Though prosecutors can typically have an expert prove the synthetic version of a drug is similar to the common one, it’s often more difficult to prove the effects are also similar, which is necessary to get a conviction.

This is largely because there hasn’t been a lot of research on synthetic drugs, Wiberg said.

“They haven’t really been studied in humans,” Wiberg said. “Instead, you have to rely on more anecdotal evidence, which is not as reliable.”

Research on the substances could help with drug abuse and prevention programs, Ferguson said.
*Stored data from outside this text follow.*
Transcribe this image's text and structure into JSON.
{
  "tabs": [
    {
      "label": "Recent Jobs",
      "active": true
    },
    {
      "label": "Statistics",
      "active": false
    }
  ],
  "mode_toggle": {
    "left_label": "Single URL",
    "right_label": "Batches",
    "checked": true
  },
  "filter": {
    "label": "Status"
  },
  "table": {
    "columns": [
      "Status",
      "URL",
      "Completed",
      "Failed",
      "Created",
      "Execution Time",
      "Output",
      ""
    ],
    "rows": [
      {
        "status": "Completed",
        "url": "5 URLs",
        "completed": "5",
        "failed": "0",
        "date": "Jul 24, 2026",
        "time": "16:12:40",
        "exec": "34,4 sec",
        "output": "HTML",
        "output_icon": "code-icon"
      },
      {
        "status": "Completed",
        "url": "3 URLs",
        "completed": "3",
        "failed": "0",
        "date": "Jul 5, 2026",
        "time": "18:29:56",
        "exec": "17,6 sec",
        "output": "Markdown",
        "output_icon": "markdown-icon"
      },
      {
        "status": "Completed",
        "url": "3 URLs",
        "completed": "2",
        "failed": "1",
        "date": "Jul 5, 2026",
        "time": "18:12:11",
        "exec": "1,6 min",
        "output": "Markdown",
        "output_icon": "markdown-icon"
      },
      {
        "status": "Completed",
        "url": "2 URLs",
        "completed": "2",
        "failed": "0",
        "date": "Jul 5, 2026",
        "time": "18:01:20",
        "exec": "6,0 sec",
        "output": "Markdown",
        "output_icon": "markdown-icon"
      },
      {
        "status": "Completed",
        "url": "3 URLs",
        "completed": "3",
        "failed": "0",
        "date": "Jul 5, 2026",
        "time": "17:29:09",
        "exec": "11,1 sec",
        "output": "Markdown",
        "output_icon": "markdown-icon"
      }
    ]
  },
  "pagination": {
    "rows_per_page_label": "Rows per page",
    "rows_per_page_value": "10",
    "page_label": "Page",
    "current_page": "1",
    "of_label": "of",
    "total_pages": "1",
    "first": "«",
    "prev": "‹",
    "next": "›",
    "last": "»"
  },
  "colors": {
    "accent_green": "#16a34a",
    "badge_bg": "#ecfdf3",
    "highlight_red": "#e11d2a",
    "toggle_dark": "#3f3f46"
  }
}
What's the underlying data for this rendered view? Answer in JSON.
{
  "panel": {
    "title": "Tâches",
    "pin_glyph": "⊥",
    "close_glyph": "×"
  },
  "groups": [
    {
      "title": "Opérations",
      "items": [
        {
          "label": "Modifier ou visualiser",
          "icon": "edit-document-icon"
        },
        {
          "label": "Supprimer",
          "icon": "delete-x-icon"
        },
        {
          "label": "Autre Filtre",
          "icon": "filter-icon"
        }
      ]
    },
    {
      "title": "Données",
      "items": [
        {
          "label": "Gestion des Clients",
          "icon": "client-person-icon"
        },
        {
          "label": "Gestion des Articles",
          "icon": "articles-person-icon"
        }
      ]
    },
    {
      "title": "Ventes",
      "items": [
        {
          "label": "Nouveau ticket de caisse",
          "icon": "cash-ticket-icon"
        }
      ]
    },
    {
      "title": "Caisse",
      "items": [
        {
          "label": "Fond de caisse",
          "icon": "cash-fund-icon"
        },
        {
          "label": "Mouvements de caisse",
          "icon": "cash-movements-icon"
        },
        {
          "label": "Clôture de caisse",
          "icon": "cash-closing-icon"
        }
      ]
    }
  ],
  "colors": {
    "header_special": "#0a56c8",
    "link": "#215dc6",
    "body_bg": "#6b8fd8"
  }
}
But funding is hard to get because there’s “no public good” in making analogs of illegal drugs, which he said researchers have to do in order to analyze them.

Wiberg said legislators should do more to increase criminal penalties for people trafficking the substances.

“It needs to be a multifaceted approach,” he said.

Data on synthetic drug use has been historically hard to get, Ferguson said, because people won’t readily admit to usage and hospitals rarely ask about them.

Though little data is available, the American Association of Poison Control Centers reported calls for synthetic marijuana exposure have decreased nationwide by nearly 60 percent since last year.

Ferguson said he’s unsure if the committee will be effective, especially if they don’t reach out to appropriate experts in the area.

“Unless you really get down to the science,” he said, “I’m not sure what kind of progress you’re going to make.”